Mitreißendes Duett der Menschlichkeit
Er hat schon bessere Zeiten erlebt, der Peter Turrini. Zeiten, in denen er auf vielen Bühnen dieser Welt für Aufsehen sorgte. 1971 war seine Rozznjogd ein Theaterhit, 1988 der Minderleister, schon 1980 hatten Josef und Maria für Aufmerksamkeit gesorgt. Das Wiener Burgtheater war lange eine Art zweites Zuhause für den heute 71-jährigen Österreicher, dem vor allem Claus Peymanns Inszenierungen den Weg zum Theater-Olymp wiesen.
Welchen Charme, welche Menschenliebe und Empathie der 2011 mit dem Nestroy-Theaterpreis für sein Lebenswerk ausgezeichnete Autor in seinen Stücken noch immer bewegt, zeigt sich derzeit wieder einmal mehr in seinem Zweipersonenstück Josef und Maria.
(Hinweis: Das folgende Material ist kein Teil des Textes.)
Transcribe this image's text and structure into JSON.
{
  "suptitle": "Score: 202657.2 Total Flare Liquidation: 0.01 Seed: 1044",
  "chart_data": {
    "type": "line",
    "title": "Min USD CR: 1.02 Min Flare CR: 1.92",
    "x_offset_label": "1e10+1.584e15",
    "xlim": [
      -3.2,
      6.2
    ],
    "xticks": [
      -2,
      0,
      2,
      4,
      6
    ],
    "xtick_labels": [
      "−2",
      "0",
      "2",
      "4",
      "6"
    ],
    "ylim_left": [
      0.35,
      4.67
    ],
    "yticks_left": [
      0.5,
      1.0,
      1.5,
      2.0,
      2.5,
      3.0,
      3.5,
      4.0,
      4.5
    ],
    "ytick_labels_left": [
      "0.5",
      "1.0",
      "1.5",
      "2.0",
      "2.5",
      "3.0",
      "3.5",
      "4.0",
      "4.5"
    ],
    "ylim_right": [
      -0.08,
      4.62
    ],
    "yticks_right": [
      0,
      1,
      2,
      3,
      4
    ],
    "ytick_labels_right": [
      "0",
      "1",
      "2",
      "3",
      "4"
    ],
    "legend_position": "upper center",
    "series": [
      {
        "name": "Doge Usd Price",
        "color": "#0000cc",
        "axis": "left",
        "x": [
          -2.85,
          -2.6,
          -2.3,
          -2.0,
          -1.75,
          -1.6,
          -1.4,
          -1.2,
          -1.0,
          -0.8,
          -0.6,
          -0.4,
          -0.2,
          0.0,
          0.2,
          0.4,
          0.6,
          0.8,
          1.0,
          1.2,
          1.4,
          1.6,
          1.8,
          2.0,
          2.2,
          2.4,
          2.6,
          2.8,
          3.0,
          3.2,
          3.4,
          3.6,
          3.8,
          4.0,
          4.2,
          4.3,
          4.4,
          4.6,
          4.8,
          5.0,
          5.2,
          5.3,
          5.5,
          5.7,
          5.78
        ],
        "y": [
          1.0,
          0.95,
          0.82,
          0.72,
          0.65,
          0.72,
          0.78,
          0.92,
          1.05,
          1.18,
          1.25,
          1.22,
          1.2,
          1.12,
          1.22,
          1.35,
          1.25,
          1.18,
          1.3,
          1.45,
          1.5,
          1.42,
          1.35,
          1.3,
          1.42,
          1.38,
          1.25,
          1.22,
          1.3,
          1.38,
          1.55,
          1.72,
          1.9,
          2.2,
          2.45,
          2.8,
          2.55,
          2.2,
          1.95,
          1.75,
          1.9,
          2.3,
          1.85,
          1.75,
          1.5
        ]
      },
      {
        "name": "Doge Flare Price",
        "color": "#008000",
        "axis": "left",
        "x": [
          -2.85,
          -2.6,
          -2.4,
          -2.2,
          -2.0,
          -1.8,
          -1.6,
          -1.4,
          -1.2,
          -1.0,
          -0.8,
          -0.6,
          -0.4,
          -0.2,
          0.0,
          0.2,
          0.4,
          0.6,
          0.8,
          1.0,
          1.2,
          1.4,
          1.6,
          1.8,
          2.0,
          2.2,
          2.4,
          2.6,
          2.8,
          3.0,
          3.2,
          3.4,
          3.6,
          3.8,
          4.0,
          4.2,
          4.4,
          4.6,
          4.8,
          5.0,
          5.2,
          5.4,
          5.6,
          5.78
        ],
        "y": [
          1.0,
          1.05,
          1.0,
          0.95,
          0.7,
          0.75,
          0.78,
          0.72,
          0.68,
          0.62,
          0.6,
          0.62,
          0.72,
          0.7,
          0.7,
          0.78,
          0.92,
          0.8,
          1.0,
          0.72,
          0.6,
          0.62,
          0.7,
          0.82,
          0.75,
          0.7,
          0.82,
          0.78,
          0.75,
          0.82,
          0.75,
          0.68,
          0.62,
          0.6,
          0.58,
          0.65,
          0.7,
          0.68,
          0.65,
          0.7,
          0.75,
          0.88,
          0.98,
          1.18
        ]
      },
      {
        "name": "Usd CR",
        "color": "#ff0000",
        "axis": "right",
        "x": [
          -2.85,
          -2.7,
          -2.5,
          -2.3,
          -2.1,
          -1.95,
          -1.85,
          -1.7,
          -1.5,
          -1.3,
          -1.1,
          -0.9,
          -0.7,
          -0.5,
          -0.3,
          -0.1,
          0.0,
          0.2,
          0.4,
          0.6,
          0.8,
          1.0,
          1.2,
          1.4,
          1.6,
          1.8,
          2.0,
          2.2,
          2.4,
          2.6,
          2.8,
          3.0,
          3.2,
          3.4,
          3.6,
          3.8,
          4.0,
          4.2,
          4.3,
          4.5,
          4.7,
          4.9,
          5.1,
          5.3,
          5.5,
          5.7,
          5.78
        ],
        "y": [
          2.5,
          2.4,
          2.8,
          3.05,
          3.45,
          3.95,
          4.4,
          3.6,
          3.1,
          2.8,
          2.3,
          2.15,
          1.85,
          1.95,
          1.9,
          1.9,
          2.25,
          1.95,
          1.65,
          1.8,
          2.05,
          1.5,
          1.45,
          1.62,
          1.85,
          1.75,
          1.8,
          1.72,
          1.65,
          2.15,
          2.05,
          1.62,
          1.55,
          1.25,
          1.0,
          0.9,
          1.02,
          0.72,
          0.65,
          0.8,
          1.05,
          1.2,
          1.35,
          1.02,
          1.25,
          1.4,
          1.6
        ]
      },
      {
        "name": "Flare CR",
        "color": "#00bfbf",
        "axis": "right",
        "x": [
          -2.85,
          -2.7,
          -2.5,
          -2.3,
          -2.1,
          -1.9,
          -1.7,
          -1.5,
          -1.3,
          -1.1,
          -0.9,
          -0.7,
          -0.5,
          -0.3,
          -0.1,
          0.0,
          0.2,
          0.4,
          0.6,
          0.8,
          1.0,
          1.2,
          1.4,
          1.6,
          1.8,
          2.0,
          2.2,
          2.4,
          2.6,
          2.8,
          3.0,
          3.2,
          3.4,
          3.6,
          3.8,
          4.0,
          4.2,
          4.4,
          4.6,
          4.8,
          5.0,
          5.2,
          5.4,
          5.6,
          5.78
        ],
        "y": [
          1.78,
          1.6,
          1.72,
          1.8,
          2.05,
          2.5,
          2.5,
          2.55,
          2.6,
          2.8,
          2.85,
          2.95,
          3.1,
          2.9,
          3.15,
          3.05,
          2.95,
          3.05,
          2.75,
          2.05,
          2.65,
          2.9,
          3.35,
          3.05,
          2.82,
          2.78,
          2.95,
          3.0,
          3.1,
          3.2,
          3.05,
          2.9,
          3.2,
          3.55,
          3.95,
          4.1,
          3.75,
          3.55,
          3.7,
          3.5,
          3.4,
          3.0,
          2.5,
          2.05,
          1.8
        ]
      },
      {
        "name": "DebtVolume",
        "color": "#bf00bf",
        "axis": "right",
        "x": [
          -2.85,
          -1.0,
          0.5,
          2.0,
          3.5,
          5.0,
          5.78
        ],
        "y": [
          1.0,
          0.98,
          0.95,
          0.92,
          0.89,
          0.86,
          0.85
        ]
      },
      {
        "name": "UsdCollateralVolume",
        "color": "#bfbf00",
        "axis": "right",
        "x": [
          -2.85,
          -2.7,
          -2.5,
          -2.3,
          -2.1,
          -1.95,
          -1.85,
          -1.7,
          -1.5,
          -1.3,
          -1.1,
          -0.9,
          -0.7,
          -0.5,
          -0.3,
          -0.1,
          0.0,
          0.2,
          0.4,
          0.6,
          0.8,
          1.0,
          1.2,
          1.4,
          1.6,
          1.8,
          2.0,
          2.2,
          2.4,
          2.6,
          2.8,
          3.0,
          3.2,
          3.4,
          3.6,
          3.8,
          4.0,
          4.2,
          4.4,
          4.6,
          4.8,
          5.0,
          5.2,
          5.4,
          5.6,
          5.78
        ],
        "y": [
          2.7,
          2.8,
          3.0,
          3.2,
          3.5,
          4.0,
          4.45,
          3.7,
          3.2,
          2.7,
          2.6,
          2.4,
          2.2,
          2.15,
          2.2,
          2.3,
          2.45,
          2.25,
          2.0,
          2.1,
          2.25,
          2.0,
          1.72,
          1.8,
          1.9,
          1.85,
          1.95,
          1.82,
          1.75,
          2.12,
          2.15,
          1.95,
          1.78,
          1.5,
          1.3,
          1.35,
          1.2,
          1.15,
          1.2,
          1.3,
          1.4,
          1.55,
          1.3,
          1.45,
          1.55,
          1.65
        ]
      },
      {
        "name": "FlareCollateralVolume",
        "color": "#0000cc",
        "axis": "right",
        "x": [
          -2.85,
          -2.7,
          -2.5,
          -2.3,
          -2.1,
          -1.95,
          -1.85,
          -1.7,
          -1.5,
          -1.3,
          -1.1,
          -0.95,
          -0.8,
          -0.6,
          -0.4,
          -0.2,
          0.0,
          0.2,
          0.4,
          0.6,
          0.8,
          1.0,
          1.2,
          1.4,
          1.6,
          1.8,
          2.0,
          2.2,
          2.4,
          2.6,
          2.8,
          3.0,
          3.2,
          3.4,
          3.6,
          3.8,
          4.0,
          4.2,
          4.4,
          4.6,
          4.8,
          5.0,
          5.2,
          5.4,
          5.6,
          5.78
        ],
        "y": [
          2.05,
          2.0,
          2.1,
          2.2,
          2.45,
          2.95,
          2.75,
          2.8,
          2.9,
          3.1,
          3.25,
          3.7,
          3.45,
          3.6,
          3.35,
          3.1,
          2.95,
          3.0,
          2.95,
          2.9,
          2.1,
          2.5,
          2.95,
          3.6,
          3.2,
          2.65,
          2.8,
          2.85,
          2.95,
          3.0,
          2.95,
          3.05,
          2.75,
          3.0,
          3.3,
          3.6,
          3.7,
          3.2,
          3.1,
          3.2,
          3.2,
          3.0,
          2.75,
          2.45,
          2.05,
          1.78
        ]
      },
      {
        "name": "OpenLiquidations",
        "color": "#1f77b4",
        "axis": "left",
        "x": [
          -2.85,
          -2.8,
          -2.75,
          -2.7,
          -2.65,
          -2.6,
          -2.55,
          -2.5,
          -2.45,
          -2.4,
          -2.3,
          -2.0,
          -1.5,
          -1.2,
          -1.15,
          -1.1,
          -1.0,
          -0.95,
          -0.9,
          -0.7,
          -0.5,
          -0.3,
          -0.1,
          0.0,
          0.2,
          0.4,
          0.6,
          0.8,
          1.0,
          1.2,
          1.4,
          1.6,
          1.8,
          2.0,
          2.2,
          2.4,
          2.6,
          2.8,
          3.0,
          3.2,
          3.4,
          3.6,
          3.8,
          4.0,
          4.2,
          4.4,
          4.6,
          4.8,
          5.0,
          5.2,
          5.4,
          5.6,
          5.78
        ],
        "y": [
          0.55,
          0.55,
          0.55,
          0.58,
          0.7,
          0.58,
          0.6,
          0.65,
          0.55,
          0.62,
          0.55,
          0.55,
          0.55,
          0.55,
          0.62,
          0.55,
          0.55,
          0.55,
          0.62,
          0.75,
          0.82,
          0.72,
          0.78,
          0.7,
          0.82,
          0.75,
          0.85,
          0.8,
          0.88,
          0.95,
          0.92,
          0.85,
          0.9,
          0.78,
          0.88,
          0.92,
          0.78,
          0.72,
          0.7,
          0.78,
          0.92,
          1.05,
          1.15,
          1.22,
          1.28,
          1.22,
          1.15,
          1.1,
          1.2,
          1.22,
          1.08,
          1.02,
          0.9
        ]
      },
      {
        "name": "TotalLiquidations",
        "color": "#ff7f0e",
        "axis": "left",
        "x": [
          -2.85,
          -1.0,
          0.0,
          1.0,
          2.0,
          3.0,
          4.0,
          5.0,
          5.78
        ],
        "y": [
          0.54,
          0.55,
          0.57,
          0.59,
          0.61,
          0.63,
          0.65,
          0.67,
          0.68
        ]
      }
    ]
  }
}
Man glaubte es vergessen, dieses völlig zu Unrecht – wie sich im Kleinen Haus des Düsseldorfer Schauspiels erwies – einmal als „Weihnachtsmärchen für Erwachsene“ bezeichnete Stück. Ist es doch zwischen Bitternis und Hoffnung, Sehnsucht nach Vergangenem und Wünschen ans Heute gefangen.
Maria und Winnie als ferne Verwandte
Wem dabei Momente Beckett`scher Welt- und Menschensicht in den Sinn kommen, dürfte nicht ganz falsch liegen. Denn Turrinis Maria, einst Variete-Tänzerin und Männerschwarm im albanischen Tirana, nun Putzfrau in einem Kaufhaus, erweist sich als ferne Seelen-Verwandte Winnies aus Becketts Glücklichen Tagen. Und wie dort Willie Partner und Gegenpol ist, bewegt sich auch Josef: körperlich, sprachlich und seelisch wie in ein Korsett gesperrt. Auch er lebt in einer fernen Welt, in der Träume von einer verpassten Schauspieler-Karriere die Realität verdrängen.
Und doch ist Turrinis Maria ganz anders. Vor dem Versinken, das Winnie droht, bewahren sie grelle Gefühls- und Temperamentsausbrüche. Ihr Glück gründet zwar in einer seligen Erinnerung, doch zugleich hofft sie, am Ende ihres Lebens noch einmal einen Zipfel der Glückseligkeit zu erhaschen. Wenn sie schließlich mit dem zuvor stocksteifen Josef unter einen Pelzmantel flüchtet, bleibt es der Phantasie des Zuschauers überlassen, ob es das Ende oder der Anfang eines Altersglücks ist.
Das Geheimnis der roten Ballons
Zehn riesige rote Ballons beherrschen den Raum. Kleine und große weiße Stoffbären lungern am Rand der Spielfläche. Mit einem dicken weißen Watteboden, der an schneebedeckte Flächen denken lässt, hat Florian Etti zudem den Raum verzaubert. Das Kaufhaus ist gerade geschlossen worden, die Käufer haben es verlassen, Heiligabend steht vor der Tür. Und Maria, die sich zum Putzen bereit, sprich: mit Kopftuch und Kittel hässlich macht, scheint einsam und allein. Bis ihr der Wachmann Josef in die Quere kommt, der die häusliche Einsamkeit flieht und gerne Dienst macht.
Es ist geradezu ein Glücksfall – für beide, wie sich zeigt. Sie offenbaren sich, berichten über ihr Leben, nehmen zunehmend Anteil am Schicksal des Anderen. Erinnerungen tauchen auf, die Verführbarkeit der einst blutjungen Tänzerin durch attraktive Männer wird ebenso Thema wie Josefs Beeinflussung durch markig-ideologische Sozialisten-Sprüche. Beides ist vergangen, ihre Männer sind nur noch Schemen, seine Weggefährten und Genossen perdu.
Alexander Kubelka hat wenig Mühe, aber keine Details gescheut, die pausenlose Aufführung aus anfänglicher Unverbindlichkeit über sich allmählich aufbauende Spannung bis zu schauspielerischen Glanzpunkten zu führen. Manuela Alphons wächst dabei zur grandiosen Interpretin einer Frau, deren Optimismus unzerstörbar ist und damit über alle Hoffnungslosigkeit triumphiert. Sie strahlt wie einst im Mai ihres Lebens, sie lebt auf, wenn sie Josef zum Tango verführt. Dem wiederum gibt Winfried Küppers eine derart anrührende Staksigkeit und Menschlichkeit mit auf den Weg, dass der kleine große Abend zu einem mitreißenden Schauspieler-Abend wird.